Un poète va mourir. Une comédienne va pleurer et un romantique va se jeter dans ses bras. Au milieu de tout cela, le cinéma (re)prendra sa véritable place, celle de la réconciliation. Un court-métrage tunisien qui aurait pu (qui aurait du) s’allonger le temps d’une caresse. Magnifique !
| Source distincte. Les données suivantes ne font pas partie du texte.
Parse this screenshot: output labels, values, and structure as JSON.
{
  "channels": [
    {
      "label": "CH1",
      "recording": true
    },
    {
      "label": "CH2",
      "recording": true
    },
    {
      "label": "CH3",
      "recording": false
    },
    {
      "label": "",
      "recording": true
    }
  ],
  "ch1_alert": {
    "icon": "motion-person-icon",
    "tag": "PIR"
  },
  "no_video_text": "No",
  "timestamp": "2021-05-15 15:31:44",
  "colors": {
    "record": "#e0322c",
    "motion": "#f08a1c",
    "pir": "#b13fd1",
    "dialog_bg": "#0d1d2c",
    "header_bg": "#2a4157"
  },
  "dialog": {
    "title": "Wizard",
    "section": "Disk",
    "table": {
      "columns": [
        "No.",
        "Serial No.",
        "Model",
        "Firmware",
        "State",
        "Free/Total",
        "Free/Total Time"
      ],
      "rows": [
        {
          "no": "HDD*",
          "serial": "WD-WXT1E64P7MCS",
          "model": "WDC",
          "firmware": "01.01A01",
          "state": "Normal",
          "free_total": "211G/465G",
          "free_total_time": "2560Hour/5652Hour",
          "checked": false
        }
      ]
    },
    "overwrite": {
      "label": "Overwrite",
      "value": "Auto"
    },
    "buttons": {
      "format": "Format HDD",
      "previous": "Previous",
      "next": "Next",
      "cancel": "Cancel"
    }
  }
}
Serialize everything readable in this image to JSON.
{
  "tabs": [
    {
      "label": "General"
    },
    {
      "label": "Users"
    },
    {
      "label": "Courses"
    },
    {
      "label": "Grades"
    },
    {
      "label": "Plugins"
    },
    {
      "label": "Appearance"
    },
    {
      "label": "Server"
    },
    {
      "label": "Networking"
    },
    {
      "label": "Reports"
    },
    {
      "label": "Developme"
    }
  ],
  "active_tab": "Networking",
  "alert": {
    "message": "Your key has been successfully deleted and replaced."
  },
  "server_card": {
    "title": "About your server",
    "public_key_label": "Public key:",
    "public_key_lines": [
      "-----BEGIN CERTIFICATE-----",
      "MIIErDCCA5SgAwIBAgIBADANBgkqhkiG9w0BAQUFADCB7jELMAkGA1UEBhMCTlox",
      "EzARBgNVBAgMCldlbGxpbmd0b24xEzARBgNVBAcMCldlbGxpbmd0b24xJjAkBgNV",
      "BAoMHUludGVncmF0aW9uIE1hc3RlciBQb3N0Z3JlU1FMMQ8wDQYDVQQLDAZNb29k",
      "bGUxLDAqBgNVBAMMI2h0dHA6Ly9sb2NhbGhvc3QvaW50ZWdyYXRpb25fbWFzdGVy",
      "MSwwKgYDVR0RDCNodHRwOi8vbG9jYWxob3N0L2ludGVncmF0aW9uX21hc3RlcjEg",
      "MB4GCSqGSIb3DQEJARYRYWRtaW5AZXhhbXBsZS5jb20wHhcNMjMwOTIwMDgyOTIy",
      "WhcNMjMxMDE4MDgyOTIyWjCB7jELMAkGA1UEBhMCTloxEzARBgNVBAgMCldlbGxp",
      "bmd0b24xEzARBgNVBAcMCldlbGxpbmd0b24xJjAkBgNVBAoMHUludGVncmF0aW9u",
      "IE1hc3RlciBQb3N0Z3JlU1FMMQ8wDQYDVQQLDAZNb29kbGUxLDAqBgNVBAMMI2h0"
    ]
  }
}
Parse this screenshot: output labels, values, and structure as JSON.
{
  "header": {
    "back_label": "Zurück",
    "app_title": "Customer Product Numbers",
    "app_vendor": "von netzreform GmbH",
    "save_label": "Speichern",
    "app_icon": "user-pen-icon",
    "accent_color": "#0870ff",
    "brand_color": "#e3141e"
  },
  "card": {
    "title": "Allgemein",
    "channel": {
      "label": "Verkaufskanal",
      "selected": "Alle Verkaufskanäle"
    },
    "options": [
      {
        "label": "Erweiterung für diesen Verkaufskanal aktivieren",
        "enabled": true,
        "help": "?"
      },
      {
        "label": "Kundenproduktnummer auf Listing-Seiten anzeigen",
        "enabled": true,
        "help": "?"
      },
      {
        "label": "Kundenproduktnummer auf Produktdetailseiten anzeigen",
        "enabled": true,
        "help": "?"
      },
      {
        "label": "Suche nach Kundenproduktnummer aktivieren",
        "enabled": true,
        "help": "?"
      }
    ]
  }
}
[Cf. entretien avec Mehdi Hmili]
Il est difficile d’y croire. Parfois
Ressentir cette douleur, la laisser vous pourrir le corps, puis tenter de la jeter aux pâtures de la rigueur artistique. Nous sommes loin d’une quelconque thérapie car le cinéma, en particulier, ne doit surtout pas être le divan de ses propres peurs. Ce voyeurisme abject perturbe le spectateur et l’envoie ailleurs. Et le cinéma, pour certains – les plus passionnés – refuse d’aller dans l’imagerie mais plutôt dans le cercle des intimes. Le Dernier minuit (quel beau titre) renvoie à cette sensation, à cette colère discrète et sa clochardisation extrême. On pense à de beaux élans amoureux, à cet Enfant secret, à ce Miroir réfléchi et parfois à cette Parole pure. On songe à tout cela et on a raison car la référence doit être le moteur de la quête. Mehdi Hmili, jeune cinéaste tunisien, ne peut concevoir sa propre image sans celle des autres, ces enfants de la désolation qui vécurent leur art au détriment – parfois – de leur vie.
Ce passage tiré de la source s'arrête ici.